Environnement

[Chronique] Retour de la tortue caouanne au Sénégal : enthousiasme et inquiétudes

Damien Glez

© Damien Glez

Branle-bas de combat dans le microcosme sénégalais de la protection animale : la carapace d’une tortue rare vient d’être découverte…

Bonne nouvelle : une tortue caouanne, espèce invisible au Sénégal depuis 1996, vient d’être aperçue sur une plage proche du Lac Rose. Mauvaise nouvelle : c’est la carcasse d’une « caretta caretta » qui a été découverte.

Le week-end dernier, une promeneuse a donné l’alerte et l’Océanium, ONG sénégalaise de défense de l’environnement, s’est emparé du dossier.

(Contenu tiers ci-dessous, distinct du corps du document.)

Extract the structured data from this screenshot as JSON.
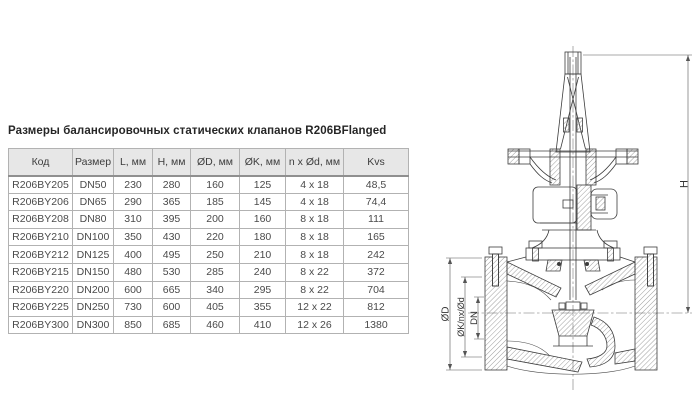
{
  "title": {
    "text": "Размеры балансировочных статических клапанов R206B",
    "suffix": "Flanged"
  },
  "table": {
    "headers": [
      "Код",
      "Размер",
      "L, мм",
      "H, мм",
      "ØD, мм",
      "ØK, мм",
      "n x Ød, мм",
      "Kvs"
    ],
    "rows": [
      [
        "R206BY205",
        "DN50",
        "230",
        "280",
        "160",
        "125",
        "4 x 18",
        "48,5"
      ],
      [
        "R206BY206",
        "DN65",
        "290",
        "365",
        "185",
        "145",
        "4 x 18",
        "74,4"
      ],
      [
        "R206BY208",
        "DN80",
        "310",
        "395",
        "200",
        "160",
        "8 x 18",
        "111"
      ],
      [
        "R206BY210",
        "DN100",
        "350",
        "430",
        "220",
        "180",
        "8 x 18",
        "165"
      ],
      [
        "R206BY212",
        "DN125",
        "400",
        "495",
        "250",
        "210",
        "8 x 18",
        "242"
      ],
      [
        "R206BY215",
        "DN150",
        "480",
        "530",
        "285",
        "240",
        "8 x 22",
        "372"
      ],
      [
        "R206BY220",
        "DN200",
        "600",
        "665",
        "340",
        "295",
        "8 x 22",
        "704"
      ],
      [
        "R206BY225",
        "DN250",
        "730",
        "600",
        "405",
        "355",
        "12 x 22",
        "812"
      ],
      [
        "R206BY300",
        "DN300",
        "850",
        "685",
        "460",
        "410",
        "12 x 26",
        "1380"
      ]
    ]
  },
  "drawing": {
    "dim_h": "H",
    "dim_od": "ØD",
    "dim_ok": "ØK/nx/Ød",
    "dim_dn": "DN"
  },
  "colors": {
    "header_bg": "#e7e7e7",
    "border_outer": "#8f8f8f",
    "border_inner": "#b2b2b2",
    "text": "#444444",
    "drawing_line": "#3c3c3c"
  }
}
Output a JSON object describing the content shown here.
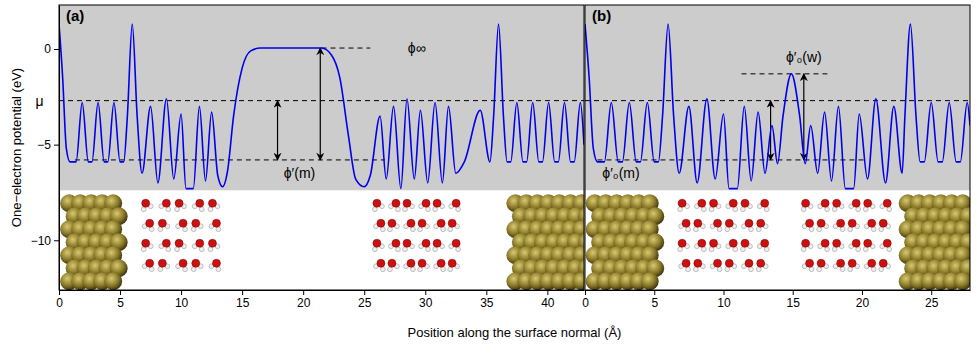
{
  "chart_data": [
    {
      "type": "line",
      "title": "(a)",
      "xlabel": "Position along the surface normal (Å)",
      "ylabel": "One−electron potential (eV)",
      "color": "#0000ee",
      "x": [
        0,
        0.3,
        0.6,
        0.9,
        1.4,
        1.9,
        2.4,
        2.7,
        3.2,
        3.7,
        4.0,
        4.5,
        5.0,
        5.3,
        5.6,
        6.0,
        6.4,
        6.8,
        7.5,
        8.1,
        8.8,
        9.4,
        10.0,
        10.4,
        11.0,
        11.5,
        12.0,
        12.5,
        13.0,
        13.4,
        13.8,
        14.3,
        15.0,
        15.7,
        16.5,
        21.5,
        22.3,
        23.0,
        23.7,
        24.3,
        25.0,
        25.5,
        26.3,
        26.8,
        27.4,
        28.0,
        28.5,
        29.1,
        29.6,
        30.2,
        30.8,
        31.4,
        31.9,
        32.5,
        33.2,
        34.5,
        35.3,
        35.6,
        36.0,
        36.4,
        36.7,
        37.0,
        37.5,
        38.0,
        38.3,
        38.8,
        39.3,
        39.6,
        40.1,
        40.6,
        40.9,
        41.4,
        41.9,
        42.2,
        42.7,
        43.0
      ],
      "values": [
        1.3,
        -1.5,
        -5.2,
        -5.9,
        -5.9,
        -2.8,
        -5.9,
        -5.9,
        -2.8,
        -5.9,
        -5.9,
        -2.8,
        -5.9,
        -5.9,
        -3.5,
        1.3,
        -3.5,
        -6.5,
        -3.0,
        -7.0,
        -2.6,
        -6.8,
        -3.4,
        -7.3,
        -7.3,
        -3.0,
        -6.9,
        -3.3,
        -6.6,
        -7.2,
        -6.4,
        -3.5,
        -1.0,
        -0.1,
        0.05,
        0.05,
        -0.3,
        -1.5,
        -4.5,
        -6.8,
        -7.2,
        -6.6,
        -3.5,
        -6.8,
        -3.0,
        -7.3,
        -2.6,
        -6.8,
        -3.2,
        -7.0,
        -2.8,
        -7.0,
        -3.0,
        -6.5,
        -5.9,
        -3.2,
        -5.9,
        -3.5,
        1.3,
        -3.5,
        -5.9,
        -5.9,
        -2.8,
        -5.9,
        -5.9,
        -2.8,
        -5.9,
        -5.9,
        -2.8,
        -5.9,
        -5.9,
        -2.8,
        -5.9,
        -5.9,
        -2.8,
        -5.0
      ],
      "xlim": [
        0,
        43
      ],
      "xticks": [
        0,
        5,
        10,
        15,
        20,
        25,
        30,
        35,
        40
      ],
      "ylim": [
        -12.6,
        2.3
      ],
      "yticks": [
        {
          "value": -10,
          "label": "−10"
        },
        {
          "value": -5,
          "label": "−5"
        },
        0
      ],
      "levels": [
        {
          "label": "μ",
          "value": -2.7,
          "text_x": -1.6,
          "text_y": -2.7
        },
        {
          "label": "ϕ∞",
          "value": 0.05,
          "x_range": [
            21.5,
            25.5
          ],
          "text_x": 29.3,
          "text_y": 0.05
        },
        {
          "label": "ϕ′(m)",
          "value": -5.8,
          "x_range": [
            1.3,
            26.7
          ],
          "text_x": 19.7,
          "text_y": -6.5
        }
      ],
      "arrows": [
        {
          "x": 17.9,
          "from": -5.8,
          "to": -2.7
        },
        {
          "x": 21.4,
          "from": -5.8,
          "to": 0.05
        }
      ]
    },
    {
      "type": "line",
      "title": "(b)",
      "color": "#0000ee",
      "x": [
        0,
        0.3,
        0.6,
        0.9,
        1.4,
        1.9,
        2.4,
        2.7,
        3.2,
        3.7,
        4.0,
        4.5,
        5.0,
        5.3,
        5.6,
        6.0,
        6.4,
        6.8,
        7.5,
        8.1,
        8.8,
        9.4,
        10.0,
        10.4,
        11.0,
        11.5,
        12.0,
        12.5,
        13.0,
        13.5,
        13.9,
        14.3,
        14.9,
        15.5,
        15.9,
        16.3,
        16.8,
        17.3,
        17.8,
        18.3,
        18.8,
        19.4,
        19.8,
        20.4,
        21.0,
        21.7,
        22.3,
        22.9,
        23.1,
        23.5,
        23.9,
        24.2,
        24.5,
        25.0,
        25.5,
        25.8,
        26.3,
        26.8,
        27.1,
        27.6,
        27.8
      ],
      "values": [
        1.3,
        -1.5,
        -5.2,
        -5.9,
        -5.9,
        -2.8,
        -5.9,
        -5.9,
        -2.8,
        -5.9,
        -5.9,
        -2.8,
        -5.9,
        -5.9,
        -3.5,
        1.3,
        -3.5,
        -6.5,
        -3.0,
        -7.0,
        -2.6,
        -6.8,
        -3.4,
        -7.3,
        -7.3,
        -3.0,
        -6.9,
        -3.3,
        -6.5,
        -4.0,
        -6.0,
        -3.5,
        -1.3,
        -3.5,
        -6.0,
        -4.0,
        -6.5,
        -3.3,
        -6.9,
        -3.0,
        -7.3,
        -7.3,
        -3.4,
        -6.8,
        -2.6,
        -7.0,
        -3.0,
        -6.5,
        -3.5,
        1.3,
        -3.5,
        -5.9,
        -5.9,
        -2.8,
        -5.9,
        -5.9,
        -2.8,
        -5.9,
        -5.9,
        -2.8,
        -4.0
      ],
      "xlim": [
        0,
        27.8
      ],
      "xticks": [
        0,
        5,
        10,
        15,
        20,
        25
      ],
      "ylim": [
        -12.6,
        2.3
      ],
      "tick_labels": "x",
      "levels": [
        {
          "value": -2.7
        },
        {
          "label": "ϕ′₀(w)",
          "value": -1.3,
          "x_range": [
            11.3,
            17.5
          ],
          "text_x": 15.8,
          "text_y": -0.4
        },
        {
          "label": "ϕ′₀(m)",
          "value": -5.8,
          "x_range": [
            0.9,
            20.4
          ],
          "text_x": 2.6,
          "text_y": -6.5
        }
      ],
      "arrows": [
        {
          "x": 13.4,
          "from": -5.8,
          "to": -2.7
        },
        {
          "x": 15.8,
          "from": -5.8,
          "to": -1.3
        }
      ]
    }
  ]
}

Historiquement présent dans les océans du monde entier, ce reptile marin de la famille des Cheloniidae constitue l’une des six espèces de tortues marines à carapace dure. Celle-ci est considérée comme menacée par l’Union internationale pour la conservation.

Surpêche et réchauffement climatique

Comme il fallait s’y attendre, les tortues caouanne sont en danger du fait de l’activité humaine. Victimes collatérales de la pêche, elles meurent de suffocation dans les rafles des chalutiers ou s’empêtrent dans de vieux filets laissés à l’abandon.

La tortue découverte pourrait avoir profité du retrait des touristes des bords de mer

Elles souffrent également du changement climatique, du bruit sous-marin, de la lumière artificielle, de la pollution, de collisions avec des navires ou de l’aménagement du littoral qui réduit comme peau de chagrin le nombre de plages adaptées à la ponte.

La tortue découverte, cette semaine au nord de Dakar, pourrait avoir profité du retrait des touristes des bords de mer, en cette période de confinement et de couvre-feu imposés par la lutte contre la propagation du coronavirus.

Fausse bonne nouvelle pour celle qui a probablement succombé aux assauts de braconniers, pour sa viande, ses œufs présumés et peut-être pour quelque préparation de médecine traditionnelle. Seul témoignage résiduel de son passage, la carapace, elle, se vend de plus en plus difficilement.

La tortue caouanne n’atteignant la maturité sexuelle qu’entre 16 et 34 ans et les femelles ne procréant que trois ou quatre fois au cours de leur vie, les activistes de la cause animale craignent que l’apparition de ce week-end n’augure pas d’un retour durable de l’espèce.

Sentinelles

Certaines mesures de protection plus ou moins complexes peuvent être mise en branle. Du côté de l’Océan indien, l’observatoire Kélonia vient juste de célébrer l’anniversaire du suivi, par balise Argos, d’une tortue caouanne baptisée Tina.

À défaut de techniques sophistiquées, l’Océanium sénégalais vient de déployer trois sentinelles sur la plage où a été découverte la carapace. Si d’autres spécimens de cette espèce venaient à tenter une ponte, les œufs pourraient être déplacés à l’aire marine protégée de Joal-Fadiouth, au sud de Dakar, ou d’autres espèces moins menacées se reproduisent déjà en toute tranquillité.

À plus long terme, la sauvegarde des tortues Caouannes requiert une coopération internationale accrue pour une gestion optimale des lieux de nidification.